Доктора технических наук, профессора, они имели собственные научные школы. Вырастили достойнейших учеников. «Лектор от бога», «Учёный, который одной парой навсегда мог привить любовь и уважение к системному анализу» — это из комментариев в социальной сети на недавнюю (в первый день 2021 года) смерть Феликса Петровича. Столь же ярким, любимым студентами и аспирантами был его брат, на 18 лет раньше ушедший из жизни.


Фамильная черта

— Дети Клавдии Михайловны — и сыновья, и дочь (Надежда Петровна, очень достойный человек, со своей семьёй жила в Омске) — были выразительными, изобретательными, умеющими формулировать свои мысли, открытыми к людям. Это, я думаю, у них от матери, — считает Пётр Феликсович Тарасенко.
Сам он, ещё недавно доцент кафедры системного анализа и математического моделирования института прикладной математики ТГУ, пошёл по стопам отца. Точно так же поступил и старший брат: Владимир Феликсович Тарасенко, профессор той же самой кафедры в ТГУ. А ещё он преподаёт в ТУСУРе, политехническом университете.
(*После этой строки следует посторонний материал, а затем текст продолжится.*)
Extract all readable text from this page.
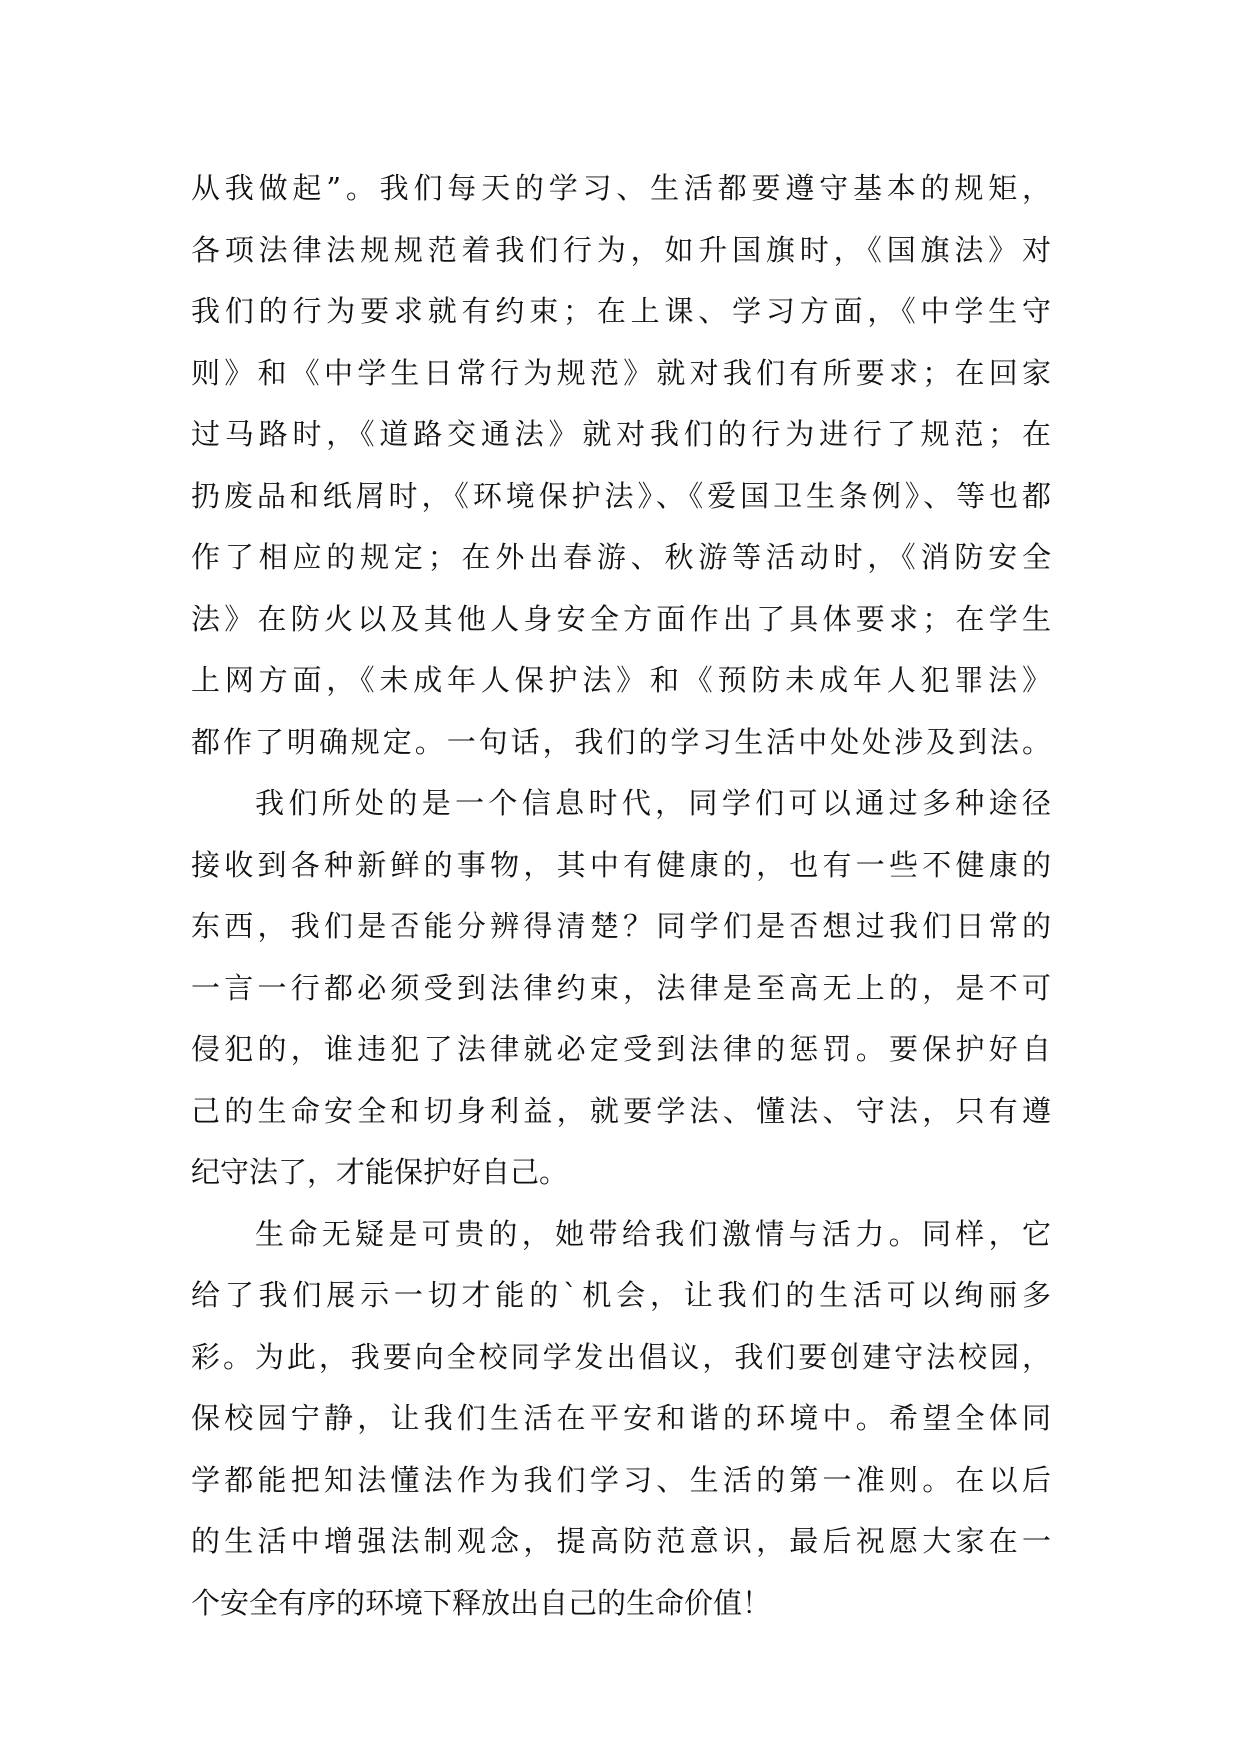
从我做起”。我们每天的学习、生活都要遵守基本的规矩，
各项法律法规规范着我们行为，如升国旗时，《国旗法》对
我们的行为要求就有约束；在上课、学习方面，《中学生守
则》和《中学生日常行为规范》就对我们有所要求；在回家
过马路时，《道路交通法》就对我们的行为进行了规范；在
扔废品和纸屑时，《环境保护法》、《爱国卫生条例》、等也都
作了相应的规定；在外出春游、秋游等活动时，《消防安全
法》在防火以及其他人身安全方面作出了具体要求；在学生
上网方面，《未成年人保护法》和《预防未成年人犯罪法》
都作了明确规定。一句话，我们的学习生活中处处涉及到法。
我们所处的是一个信息时代，同学们可以通过多种途径
接收到各种新鲜的事物，其中有健康的，也有一些不健康的
东西，我们是否能分辨得清楚？同学们是否想过我们日常的
一言一行都必须受到法律约束，法律是至高无上的，是不可
侵犯的，谁违犯了法律就必定受到法律的惩罚。要保护好自
己的生命安全和切身利益，就要学法、懂法、守法，只有遵
纪守法了，才能保护好自己。
生命无疑是可贵的，她带给我们激情与活力。同样，它
给了我们展示一切才能的`机会，让我们的生活可以绚丽多
彩。为此，我要向全校同学发出倡议，我们要创建守法校园，
保校园宁静，让我们生活在平安和谐的环境中。希望全体同
学都能把知法懂法作为我们学习、生活的第一准则。在以后
的生活中增强法制观念，提高防范意识，最后祝愿大家在一
个安全有序的环境下释放出自己的生命价值！
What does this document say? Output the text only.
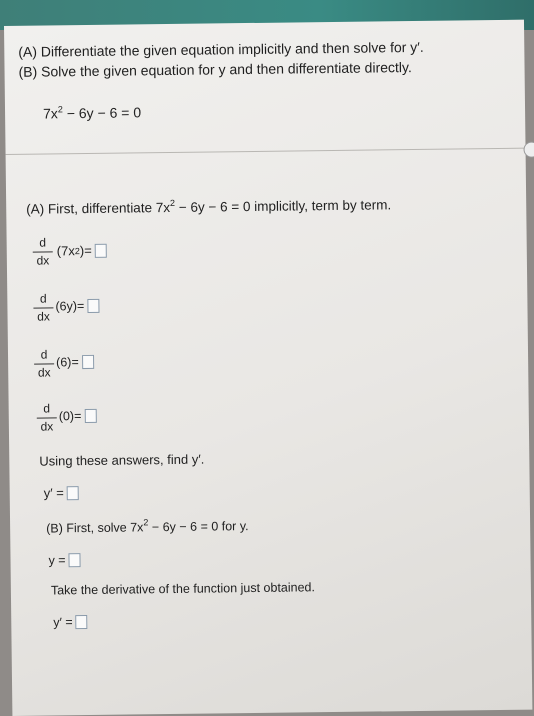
(A) Differentiate the given equation implicitly and then solve for y′.
(B) Solve the given equation for y and then differentiate directly.
$7x^2 - 6y - 6 = 0$
(A) First, differentiate $7x^2 - 6y - 6 = 0$ implicitly, term by term.
d
dx
(7x 2 ) =
d
dx
(6y) =
d
dx
(6) =
d
dx
(0) =
Using these answers, find y′.
y′ =
(B) First, solve $7x^2 - 6y - 6 = 0$ for y.
y =
Take the derivative of the function just obtained.
y′ =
Человек занятой, Владимир Феликсович, вспоминая бабушку, продемонстрировал фамильное умение чётко выражать мысли:
— Столь тёплого и хорошего человека, как она, я в жизни не видел. В то же время баба Клава была несчастной женщиной, свято верившей в коммунизм, которому она простила всё: убийство своего первого мужа — Владимира Борисовича Голикова… Несмотря ни на что, ей удалось поставить на ноги своих сыновей и дочку. Вечная ей память. Не дай бог нам попасть в такую же ситуацию.